Increasing evidence suggests that lncRNA participates in cancer occurrence development by acting as a protein-binding partner [19]. Herein, we found that linc02042 could directly bind to YBX1 by performing RNA pull-down and RIP assays. YBX1 is a multifunctional oncoprotein involved in cancer cell growth, metastasis and chemotherapy resistance that can modulate mRNA stability by bind to AU-rich elements (ARE) on mRNA 3′-UTR [20]. To date, numerous lncRNAs have been identified to interact with YBX1, such as HOXC-AS3 [21] and LINC00312 [22], and YBX1 was significantly upregulated in human cancers [23]. However, in this study, the interaction between linc02042 and YBX1 did not increase YBX1 protein level, but rather recruited YBX1 to the 3′-UTR of c-Myc mRNA to stabilize c-Myc. This notion was confirmed by the RIP assay in which linc02042 knockdown substantially decreased the binding of YBX1 to c-Myc 3′-UTR. c-Myc is a well-known oncogene that activates a variety of oncogenic signaling pathways [24]. c-Myc is shown to be frequently overexpressed in multiple cancers, and its expression is tightly controlled by different factors at the transcription or post-transcription level [25]. Up to now, only a few studies focused the regulatory role of lncRNA on c-Myc mRNA stability. Here, we found that linc02042 increased c-Myc mRNA stability, and the pro-tumor effect of linc02042 was practically disappeared in the absence of c-Myc, suggesting that c-Myc is required for the function of linc02042 in ESCC. Besides, silencing of YBX1 evidently blocked the increased c-Myc level caused by linc02042 overexpression, indicating that linc02042 regulates c-Myc mRNA stability in an YBX1-dependent mechanism.
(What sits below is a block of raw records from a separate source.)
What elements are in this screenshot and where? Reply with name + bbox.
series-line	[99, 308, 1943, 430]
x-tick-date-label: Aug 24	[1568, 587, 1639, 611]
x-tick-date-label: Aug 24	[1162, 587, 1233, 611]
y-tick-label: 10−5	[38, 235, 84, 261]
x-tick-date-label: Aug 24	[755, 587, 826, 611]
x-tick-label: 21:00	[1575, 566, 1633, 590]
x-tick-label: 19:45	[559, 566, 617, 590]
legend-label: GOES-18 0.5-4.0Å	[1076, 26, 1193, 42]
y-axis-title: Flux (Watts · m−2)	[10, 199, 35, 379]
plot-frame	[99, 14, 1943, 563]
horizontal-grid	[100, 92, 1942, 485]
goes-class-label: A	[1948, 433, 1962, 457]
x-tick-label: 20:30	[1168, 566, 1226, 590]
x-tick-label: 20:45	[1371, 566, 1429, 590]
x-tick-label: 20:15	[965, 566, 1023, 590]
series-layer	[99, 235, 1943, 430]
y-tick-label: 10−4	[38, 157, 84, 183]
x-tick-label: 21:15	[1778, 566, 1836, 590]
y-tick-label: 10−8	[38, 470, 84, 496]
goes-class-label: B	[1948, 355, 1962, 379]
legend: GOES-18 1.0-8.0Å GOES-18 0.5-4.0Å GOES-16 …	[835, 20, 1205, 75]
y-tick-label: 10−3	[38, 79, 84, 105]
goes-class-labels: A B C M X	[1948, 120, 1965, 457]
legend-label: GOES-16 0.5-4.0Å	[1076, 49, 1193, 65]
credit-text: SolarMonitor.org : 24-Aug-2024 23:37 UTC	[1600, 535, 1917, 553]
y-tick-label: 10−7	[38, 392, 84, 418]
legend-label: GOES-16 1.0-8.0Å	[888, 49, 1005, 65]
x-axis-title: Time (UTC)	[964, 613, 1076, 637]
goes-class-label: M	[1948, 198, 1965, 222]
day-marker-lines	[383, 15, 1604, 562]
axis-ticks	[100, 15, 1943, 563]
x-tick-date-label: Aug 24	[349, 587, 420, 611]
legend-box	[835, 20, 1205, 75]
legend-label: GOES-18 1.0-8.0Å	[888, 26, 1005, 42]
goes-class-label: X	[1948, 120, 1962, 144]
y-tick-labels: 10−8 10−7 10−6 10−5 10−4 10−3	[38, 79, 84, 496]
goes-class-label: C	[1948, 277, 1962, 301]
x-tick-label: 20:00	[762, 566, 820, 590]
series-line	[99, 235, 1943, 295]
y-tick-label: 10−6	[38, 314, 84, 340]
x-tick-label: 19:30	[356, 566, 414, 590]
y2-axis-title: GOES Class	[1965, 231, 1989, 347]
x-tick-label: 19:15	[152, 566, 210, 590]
Of note, c-Myc is also a key transcription factor that regulates gene expression via directly binding to the E-box motif on the promoter [26]. Many genes have been identified as the downstream targets of c-Myc, including lncRNAs, such as MINCR [27] and IDH1-AS1 [28]. In the present study, we found three E-box motifs on linc02042 promoter, thus speculated that linc02042 might be also regulated by c-Myc. By performing a series of assays, we confirmed above hypothesis, in which c-Myc was able to directly bind to the E-box motif proximal to TSS on linc02042 promoter and increase linc02042 expression. This positive feedback loop between linc02042 and c-Myc magnifies the pro-tumor effect of linc02042 in ESCC.

Conclusion

Taken together, our study for the first time describes the important biological functions of linc02042 in ESCC, and meanwhile provides a novel biomarker and therapeutic target for patients with ESCC. Whether linc02042 also plays the fundamental role in other malignancies is worth further investigation.